First-principles effective Hamiltonian calculations of the electrocaloric effect in ferroelectric BaSr1−TiO3

Ferroelectric materials possess largest thermal response upon variations of the applied electric field, however, the magnitude corresponding to electrocaloric effect (ECE) is relatively too small for cooling applications. Theoretical insight is therefore required to provide additional information, leading to better understanding of the electrocaloric effect with enhanced performance. In this work, electrocaloric effect in BaxSr1−xTiO3 (BST) ferroelectric ceramics is calculated from first-principles based effective Hamiltonian. The influence of the electric field and concentration on ferroelectric properties of BaxSr1−xTiO3 are investigated in detail. In particular, we have studied the polarization and pyroelectric coefficient as a function of temperature in order to examine the ECE. With increasing amount of Ba, the critical temperature Tc is diffused and shifted towards higher temperature range. In addition, the adiabatic temperature change ΔT of BaxSr1−xTiO3 is also predicted with particular focus on the applied electric field and concentration x. Hence, the electrocaloric effect performance was determined by the feature of the phase transition.

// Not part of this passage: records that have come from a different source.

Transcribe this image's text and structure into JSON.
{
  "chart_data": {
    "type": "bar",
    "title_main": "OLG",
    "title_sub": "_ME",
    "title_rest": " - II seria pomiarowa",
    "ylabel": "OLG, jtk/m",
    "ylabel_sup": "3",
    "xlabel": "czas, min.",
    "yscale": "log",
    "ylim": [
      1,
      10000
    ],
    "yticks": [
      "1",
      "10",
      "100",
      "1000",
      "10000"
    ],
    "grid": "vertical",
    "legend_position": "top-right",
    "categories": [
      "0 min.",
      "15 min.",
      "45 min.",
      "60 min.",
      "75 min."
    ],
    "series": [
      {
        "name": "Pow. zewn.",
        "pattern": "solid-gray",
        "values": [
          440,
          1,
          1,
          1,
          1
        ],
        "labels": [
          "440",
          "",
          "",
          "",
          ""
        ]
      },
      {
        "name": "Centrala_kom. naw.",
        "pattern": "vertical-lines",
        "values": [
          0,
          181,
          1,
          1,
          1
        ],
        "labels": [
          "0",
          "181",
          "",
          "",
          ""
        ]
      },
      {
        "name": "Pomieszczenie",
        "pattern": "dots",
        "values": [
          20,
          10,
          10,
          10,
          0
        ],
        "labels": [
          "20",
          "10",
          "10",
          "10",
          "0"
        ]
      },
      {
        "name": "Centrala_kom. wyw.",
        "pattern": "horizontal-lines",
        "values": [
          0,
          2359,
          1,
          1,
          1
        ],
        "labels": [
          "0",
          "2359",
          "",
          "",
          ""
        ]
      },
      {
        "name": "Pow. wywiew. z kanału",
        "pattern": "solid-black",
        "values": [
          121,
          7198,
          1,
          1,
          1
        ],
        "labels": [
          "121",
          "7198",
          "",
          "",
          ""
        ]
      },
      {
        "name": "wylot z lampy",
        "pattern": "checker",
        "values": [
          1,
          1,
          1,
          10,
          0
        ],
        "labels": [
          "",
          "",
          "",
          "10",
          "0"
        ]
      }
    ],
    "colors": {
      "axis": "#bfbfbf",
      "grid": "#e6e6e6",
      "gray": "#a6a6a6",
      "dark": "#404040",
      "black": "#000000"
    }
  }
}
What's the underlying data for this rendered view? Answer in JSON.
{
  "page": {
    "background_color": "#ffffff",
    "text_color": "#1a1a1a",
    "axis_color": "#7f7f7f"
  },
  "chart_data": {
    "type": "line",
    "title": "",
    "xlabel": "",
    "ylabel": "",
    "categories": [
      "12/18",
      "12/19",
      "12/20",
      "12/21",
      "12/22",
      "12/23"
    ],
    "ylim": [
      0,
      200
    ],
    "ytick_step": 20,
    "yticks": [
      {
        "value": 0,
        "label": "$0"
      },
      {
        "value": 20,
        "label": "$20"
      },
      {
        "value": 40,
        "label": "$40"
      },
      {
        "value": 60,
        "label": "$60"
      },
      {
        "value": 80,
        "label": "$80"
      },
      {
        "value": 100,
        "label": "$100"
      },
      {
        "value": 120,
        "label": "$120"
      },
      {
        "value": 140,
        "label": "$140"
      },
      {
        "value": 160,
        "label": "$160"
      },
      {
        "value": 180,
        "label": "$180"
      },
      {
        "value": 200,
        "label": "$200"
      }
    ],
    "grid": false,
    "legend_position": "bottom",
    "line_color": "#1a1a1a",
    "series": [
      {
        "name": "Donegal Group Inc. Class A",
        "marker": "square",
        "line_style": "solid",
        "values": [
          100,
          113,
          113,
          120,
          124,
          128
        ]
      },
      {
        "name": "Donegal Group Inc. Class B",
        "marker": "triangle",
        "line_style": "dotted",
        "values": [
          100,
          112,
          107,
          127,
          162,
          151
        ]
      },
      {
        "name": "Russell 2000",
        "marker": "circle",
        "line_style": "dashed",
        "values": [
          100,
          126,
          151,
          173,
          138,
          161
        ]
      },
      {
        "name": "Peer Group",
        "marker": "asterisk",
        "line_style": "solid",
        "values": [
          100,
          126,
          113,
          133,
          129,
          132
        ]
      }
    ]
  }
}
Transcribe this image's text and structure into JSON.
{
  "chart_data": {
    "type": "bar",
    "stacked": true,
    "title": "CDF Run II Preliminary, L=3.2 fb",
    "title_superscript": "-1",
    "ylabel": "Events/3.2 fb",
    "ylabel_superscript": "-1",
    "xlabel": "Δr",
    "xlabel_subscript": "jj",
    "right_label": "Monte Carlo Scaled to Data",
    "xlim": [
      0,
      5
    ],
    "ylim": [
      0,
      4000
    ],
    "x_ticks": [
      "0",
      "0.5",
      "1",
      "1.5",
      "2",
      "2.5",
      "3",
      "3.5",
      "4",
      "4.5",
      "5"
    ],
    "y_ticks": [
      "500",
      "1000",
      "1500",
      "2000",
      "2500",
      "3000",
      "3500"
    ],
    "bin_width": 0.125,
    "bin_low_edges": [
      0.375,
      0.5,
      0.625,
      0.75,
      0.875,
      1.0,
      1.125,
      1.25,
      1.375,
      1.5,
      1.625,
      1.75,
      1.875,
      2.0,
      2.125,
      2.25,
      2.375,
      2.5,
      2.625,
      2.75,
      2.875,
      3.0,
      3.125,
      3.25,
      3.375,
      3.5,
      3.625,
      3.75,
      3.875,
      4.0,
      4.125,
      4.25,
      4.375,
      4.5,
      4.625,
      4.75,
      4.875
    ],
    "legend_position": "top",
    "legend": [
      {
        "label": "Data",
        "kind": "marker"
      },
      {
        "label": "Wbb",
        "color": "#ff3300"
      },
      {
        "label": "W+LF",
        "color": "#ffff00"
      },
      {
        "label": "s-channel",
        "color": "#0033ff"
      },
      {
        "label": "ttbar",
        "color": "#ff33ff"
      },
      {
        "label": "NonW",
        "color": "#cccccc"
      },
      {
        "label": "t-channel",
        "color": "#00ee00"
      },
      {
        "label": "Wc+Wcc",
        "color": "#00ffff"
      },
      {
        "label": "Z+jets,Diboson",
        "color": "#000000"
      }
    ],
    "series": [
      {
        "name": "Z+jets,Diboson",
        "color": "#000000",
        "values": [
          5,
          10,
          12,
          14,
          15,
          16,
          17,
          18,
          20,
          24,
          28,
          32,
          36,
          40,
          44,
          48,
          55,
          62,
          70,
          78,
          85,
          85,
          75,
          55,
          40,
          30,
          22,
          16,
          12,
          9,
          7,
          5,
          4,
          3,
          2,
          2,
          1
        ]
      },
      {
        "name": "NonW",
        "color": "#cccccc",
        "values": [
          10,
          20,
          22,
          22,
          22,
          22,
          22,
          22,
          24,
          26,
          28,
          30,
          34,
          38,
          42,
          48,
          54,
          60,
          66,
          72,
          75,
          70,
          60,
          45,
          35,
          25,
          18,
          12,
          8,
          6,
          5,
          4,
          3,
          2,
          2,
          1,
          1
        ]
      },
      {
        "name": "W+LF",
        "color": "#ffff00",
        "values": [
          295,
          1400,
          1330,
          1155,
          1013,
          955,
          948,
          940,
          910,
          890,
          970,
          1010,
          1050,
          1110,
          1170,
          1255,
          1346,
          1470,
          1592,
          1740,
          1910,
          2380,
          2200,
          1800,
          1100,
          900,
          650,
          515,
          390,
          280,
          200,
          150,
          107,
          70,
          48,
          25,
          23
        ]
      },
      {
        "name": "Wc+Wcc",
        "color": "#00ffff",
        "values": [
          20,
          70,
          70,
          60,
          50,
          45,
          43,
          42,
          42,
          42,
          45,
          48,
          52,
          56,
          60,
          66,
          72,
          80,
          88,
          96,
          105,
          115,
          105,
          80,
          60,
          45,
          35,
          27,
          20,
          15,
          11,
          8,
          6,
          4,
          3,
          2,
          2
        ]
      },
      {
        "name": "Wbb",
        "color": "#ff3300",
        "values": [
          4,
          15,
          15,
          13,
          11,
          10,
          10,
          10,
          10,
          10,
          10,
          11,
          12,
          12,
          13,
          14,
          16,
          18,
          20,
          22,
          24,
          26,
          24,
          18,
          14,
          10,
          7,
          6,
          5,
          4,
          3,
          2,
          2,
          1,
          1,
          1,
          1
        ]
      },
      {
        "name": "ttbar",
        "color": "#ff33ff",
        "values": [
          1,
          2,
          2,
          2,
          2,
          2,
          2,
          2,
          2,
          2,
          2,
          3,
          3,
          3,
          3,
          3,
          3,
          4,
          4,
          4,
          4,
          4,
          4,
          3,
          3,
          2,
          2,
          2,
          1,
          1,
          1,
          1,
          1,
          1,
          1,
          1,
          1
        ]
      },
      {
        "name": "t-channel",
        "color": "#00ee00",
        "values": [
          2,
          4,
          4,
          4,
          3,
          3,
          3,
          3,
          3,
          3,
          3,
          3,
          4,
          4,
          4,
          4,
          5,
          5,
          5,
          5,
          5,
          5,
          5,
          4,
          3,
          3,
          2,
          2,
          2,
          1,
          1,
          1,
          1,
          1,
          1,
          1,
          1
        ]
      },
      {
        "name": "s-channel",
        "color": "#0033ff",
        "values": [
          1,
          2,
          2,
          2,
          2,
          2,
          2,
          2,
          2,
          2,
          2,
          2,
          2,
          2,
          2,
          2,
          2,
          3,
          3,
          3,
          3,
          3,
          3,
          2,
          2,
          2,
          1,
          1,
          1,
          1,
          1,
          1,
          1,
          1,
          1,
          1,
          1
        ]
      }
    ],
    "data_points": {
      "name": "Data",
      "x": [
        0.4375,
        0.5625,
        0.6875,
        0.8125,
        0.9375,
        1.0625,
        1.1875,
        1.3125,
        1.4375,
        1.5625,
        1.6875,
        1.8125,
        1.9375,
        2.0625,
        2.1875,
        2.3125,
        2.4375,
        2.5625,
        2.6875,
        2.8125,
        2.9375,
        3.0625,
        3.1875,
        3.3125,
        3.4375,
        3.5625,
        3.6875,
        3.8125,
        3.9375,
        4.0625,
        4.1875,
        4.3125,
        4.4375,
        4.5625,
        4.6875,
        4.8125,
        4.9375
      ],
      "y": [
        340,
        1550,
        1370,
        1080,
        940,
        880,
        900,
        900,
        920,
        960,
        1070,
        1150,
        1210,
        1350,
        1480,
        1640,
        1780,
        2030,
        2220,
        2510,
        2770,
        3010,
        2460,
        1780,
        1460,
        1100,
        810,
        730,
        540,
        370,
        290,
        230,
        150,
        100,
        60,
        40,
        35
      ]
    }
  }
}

Our results also reveal particular contribution of the field gradient primarily on the magnitude of adiabatic temperature change, leading to volume expansion, and thus improvement of ECE. Investigations in a wide temperature range also revealed large ECE shifted towards higher temperature to achieve ΔT⋍ 3.0 K for x = 1.0. An enhancement of ECE is therefore envisaged to show the usefulness of this material, which will be a step forward to experimentally synthesis this compound for more elucidations.